The pressure on the regime from the three sides will only intensify.
The version that the Kremlin wants Aliaksandr Lukashenka to resign "amicably" appeared last autumn after the meeting of the rulers of Russia and Belarus in Sochi. The recent increase in contacts between Minsk and Moscow gave rise to various interpretations of the situation.
For example, some Telegram channels assume that the visit of Russian Security Council Secretary Nikolai Patrushev to Minsk relates to a common ultimatum from Vladimir Putin and Xi Jinping, who is also dissatisfied with the developments in Belarus because they pose risks to the Chinese megaproject One Belt, One Road.

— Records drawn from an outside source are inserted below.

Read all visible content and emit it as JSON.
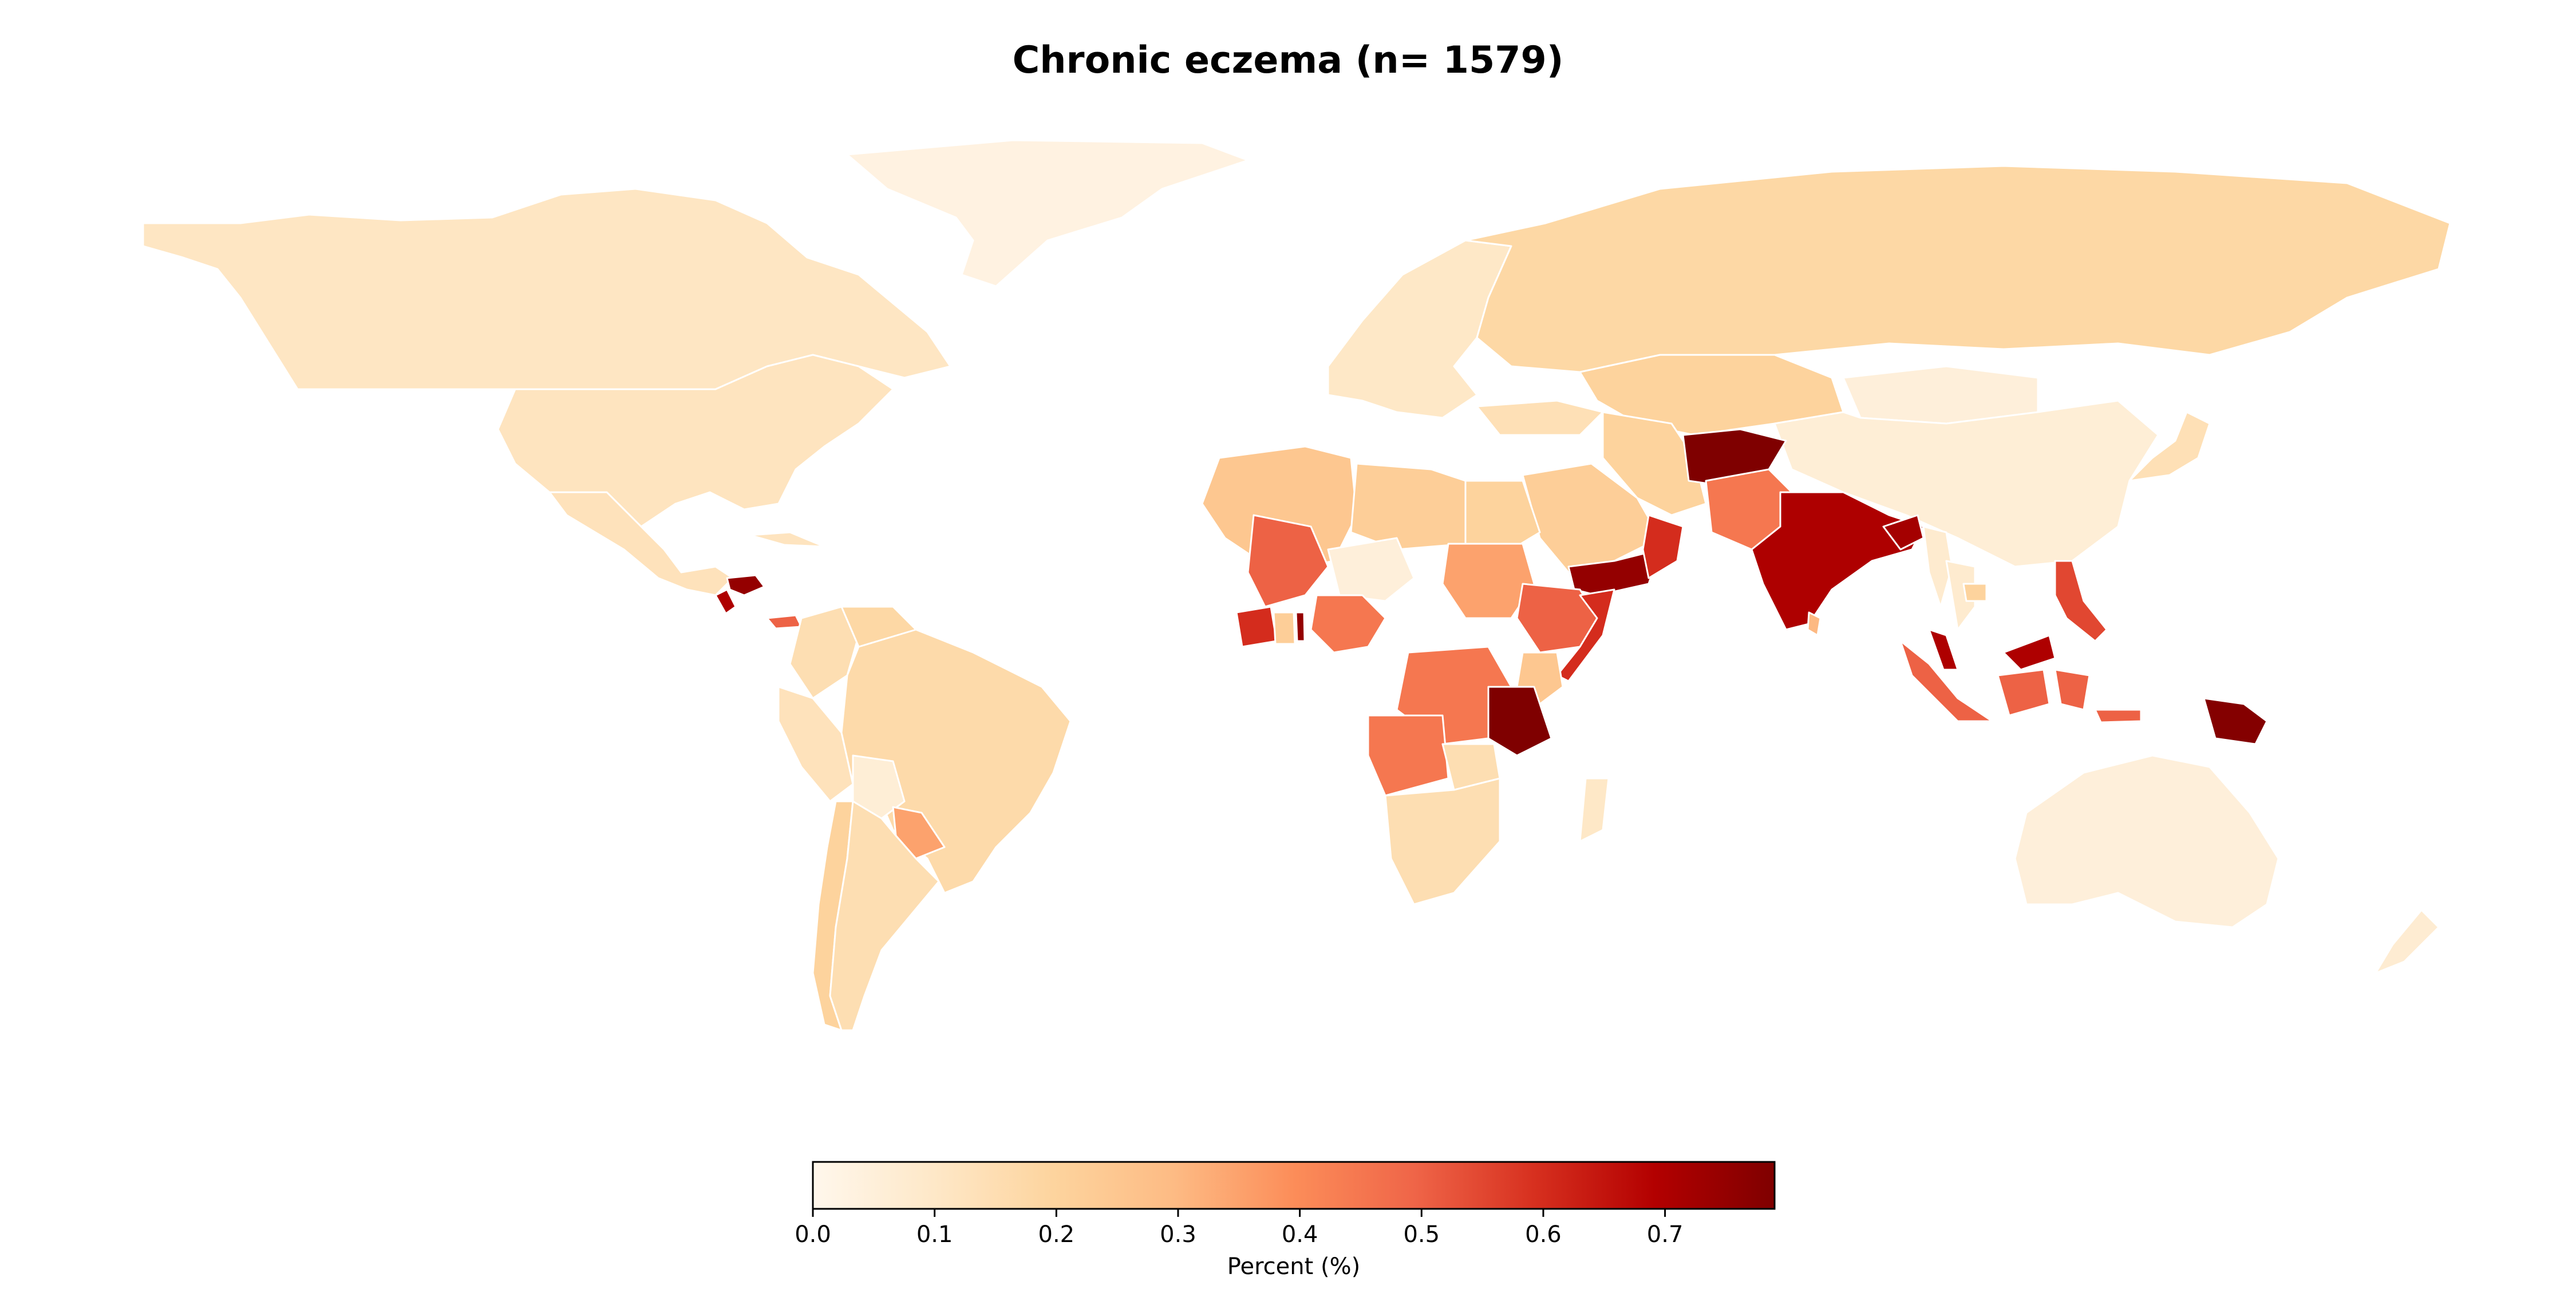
{
  "title": "Chronic eczema (n= 1579)",
  "colorbar": {
    "label": "Percent (%)",
    "ticks": [
      "0.0",
      "0.1",
      "0.2",
      "0.3",
      "0.4",
      "0.5",
      "0.6",
      "0.7"
    ],
    "min": 0.0,
    "max": 0.79,
    "colormap": "OrRd",
    "stops": [
      "#fff7ec",
      "#fee8c8",
      "#fdd49e",
      "#fdbb84",
      "#fc8d59",
      "#ef6548",
      "#d7301f",
      "#b30000",
      "#7f0000"
    ]
  },
  "chart_data": {
    "type": "choropleth",
    "title": "Chronic eczema (n= 1579)",
    "legend_label": "Percent (%)",
    "scale_range": [
      0.0,
      0.79
    ],
    "regions": [
      {
        "name": "Canada",
        "value": 0.11
      },
      {
        "name": "United States",
        "value": 0.12
      },
      {
        "name": "Mexico",
        "value": 0.13
      },
      {
        "name": "Greenland",
        "value": 0.03
      },
      {
        "name": "Honduras",
        "value": 0.75
      },
      {
        "name": "Guatemala",
        "value": 0.7
      },
      {
        "name": "Panama",
        "value": 0.5
      },
      {
        "name": "Cuba",
        "value": 0.12
      },
      {
        "name": "Colombia",
        "value": 0.15
      },
      {
        "name": "Venezuela",
        "value": 0.18
      },
      {
        "name": "Brazil",
        "value": 0.17
      },
      {
        "name": "Peru",
        "value": 0.13
      },
      {
        "name": "Bolivia",
        "value": 0.06
      },
      {
        "name": "Paraguay",
        "value": 0.35
      },
      {
        "name": "Chile",
        "value": 0.2
      },
      {
        "name": "Argentina",
        "value": 0.15
      },
      {
        "name": "Russia",
        "value": 0.18
      },
      {
        "name": "Kazakhstan",
        "value": 0.2
      },
      {
        "name": "Europe",
        "value": 0.1
      },
      {
        "name": "Turkey",
        "value": 0.14
      },
      {
        "name": "Iran",
        "value": 0.2
      },
      {
        "name": "Afghanistan",
        "value": 0.79
      },
      {
        "name": "Pakistan",
        "value": 0.45
      },
      {
        "name": "India",
        "value": 0.7
      },
      {
        "name": "Bangladesh",
        "value": 0.72
      },
      {
        "name": "Sri Lanka",
        "value": 0.3
      },
      {
        "name": "China",
        "value": 0.06
      },
      {
        "name": "Mongolia",
        "value": 0.05
      },
      {
        "name": "Japan",
        "value": 0.14
      },
      {
        "name": "Saudi Arabia",
        "value": 0.22
      },
      {
        "name": "Yemen",
        "value": 0.75
      },
      {
        "name": "Oman",
        "value": 0.6
      },
      {
        "name": "Algeria",
        "value": 0.25
      },
      {
        "name": "Libya",
        "value": 0.22
      },
      {
        "name": "Egypt",
        "value": 0.2
      },
      {
        "name": "Mali",
        "value": 0.5
      },
      {
        "name": "Niger",
        "value": 0.05
      },
      {
        "name": "Sudan",
        "value": 0.35
      },
      {
        "name": "Ethiopia",
        "value": 0.5
      },
      {
        "name": "Somalia",
        "value": 0.6
      },
      {
        "name": "Nigeria",
        "value": 0.45
      },
      {
        "name": "Ivory Coast",
        "value": 0.6
      },
      {
        "name": "Ghana",
        "value": 0.22
      },
      {
        "name": "Togo",
        "value": 0.75
      },
      {
        "name": "DR Congo",
        "value": 0.45
      },
      {
        "name": "Angola",
        "value": 0.45
      },
      {
        "name": "Tanzania",
        "value": 0.79
      },
      {
        "name": "Kenya",
        "value": 0.25
      },
      {
        "name": "Zambia",
        "value": 0.15
      },
      {
        "name": "South Africa",
        "value": 0.15
      },
      {
        "name": "Madagascar",
        "value": 0.1
      },
      {
        "name": "Myanmar",
        "value": 0.08
      },
      {
        "name": "Thailand",
        "value": 0.08
      },
      {
        "name": "Cambodia",
        "value": 0.2
      },
      {
        "name": "Malaysia",
        "value": 0.7
      },
      {
        "name": "Indonesia",
        "value": 0.5
      },
      {
        "name": "Philippines",
        "value": 0.55
      },
      {
        "name": "Papua New Guinea",
        "value": 0.78
      },
      {
        "name": "Australia",
        "value": 0.05
      },
      {
        "name": "New Zealand",
        "value": 0.07
      }
    ]
  }
}
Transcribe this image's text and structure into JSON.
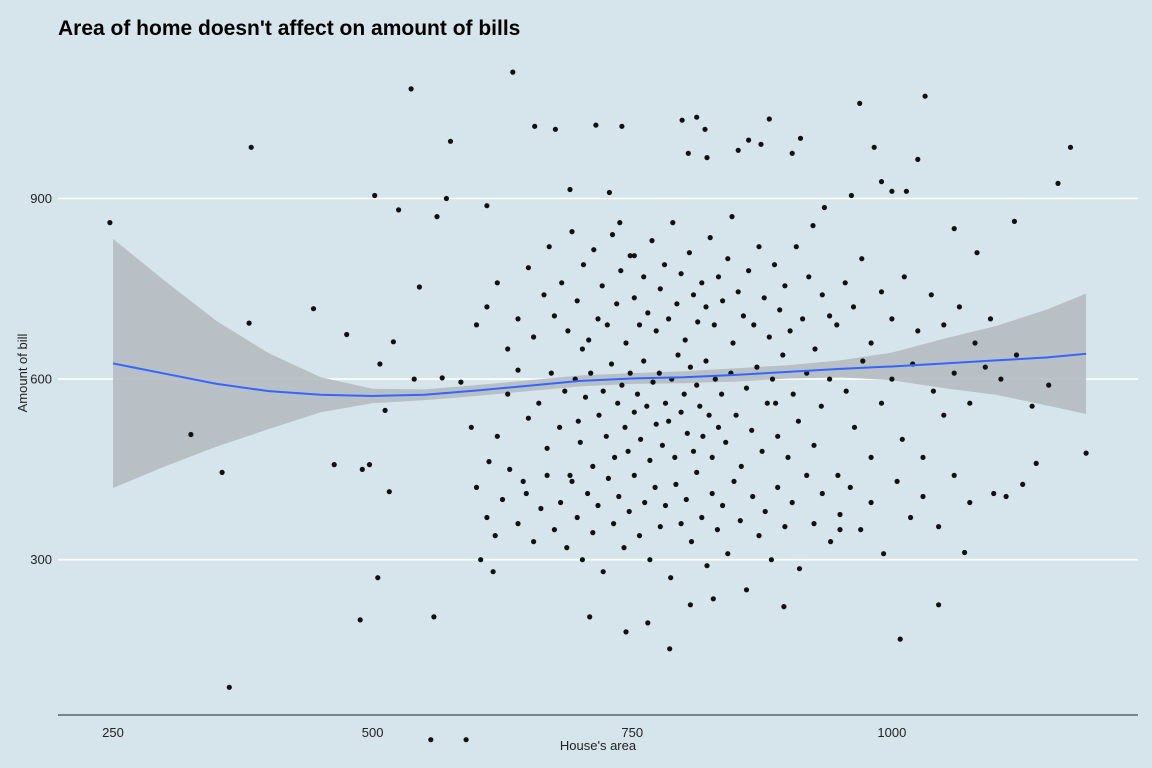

Director of the Center for Strategic and Foreign Policy Studies (CSFPS) Arseny Sivitsky presented to Filin his view of the situation:
- The Kremlin sees the developments in Belarus not as a threat, but as an opportunity to promote its interests.
The political scientist says comments and statements of top Russian officials show that Russia sees a way out of the crisis in organizing a broad all-national dialogue between the authorities and representatives of the opposition.
Sivitsky says: "Apart from this dialogue, there were plans to organize constitutional reforms which, according to the Kremlin strategists, were supposed to transform Belarus from a presidential republic into a parliamentary or a parliamentary-presidential one".
These plans became known through the "leak" of the so-called Chernov dossier (a general from the Russian Foreign Intelligence Service - ed.). This is a set of documents developed by the Directorate for Inter-regional and Cultural Relations with Foreign Countries of the Russian Presidential Administration.
The Kremlin has repeatedly stressed that the solution to the crisis lies precisely in the abovementioned scenario, as interpreted by the director of CSFPS:
- Moscow made relevant statements up until late last year. After that, it took a pause.
Russia realized that the instruments of diplomatic and political coercion had been exhausted.
- However, shortly after the U.S.-Russia summit, Sergei Lavrov once again voiced calls to solve the political crisis in Belarus through dialogue and constitutional reforms.
One can say that the Kremlin was able to get carte blanche from the United States. I think the EU gave the same green light. From a formal point of view, this scenario suits Moscow, Brussels and Washington DC. After all, it leads to Lukashenka's resignation from the political stage.
Now, such Russian intervention in the internal affairs of Belarus will not be interpreted by the West as an attempt to undermine the sovereignty of our country. There were risks of such interpretation. This is the reason why the Kremlin refrained from harsh and swift actions in order not to provoke new sanctions against Russia.
Therefore, despite its rhetoric, the Kremlin began to increase pressure on official Minsk quite harshly, synchronizing it with the sanctions pressure from the West. Some striking examples include the reduction of oil supplies under the threat of secondary U.S. sanctions and the overflight of Belarusian airspace by Russian airlines. Then, there is Gazprom's intention to cut gas transit through our country by 90% later this year.
Sivitsky considers the information that Patrushev's recent visit to Minsk was designed to voice to Lukashenka the position of Russia and China on the format and timing of the constitutional transit as the only way to end the Belarusian political crisis to be false:
- I deny the very possibility of such discussions between Moscow and Beijing. I can definitely say that a situation where Xi Jinping discusses the fate of Belarus with Putin behind Lukashenka's back is unrealistic.
However, it does not mean that China is not concerned about developments in our country. The political crisis undermines China's plan to turn Belarus into an industrial and logistics hub to enter the European market.
We can see that despite Beijing's rhetoric, its interest in Belarus is decreasing day by day. One can notice it by the decline in investment activity, which occurs not for the first time. Between 2011 and 2015, we also observed an investment decline in relations with China, as Belarus was in foreign policy isolation from the West.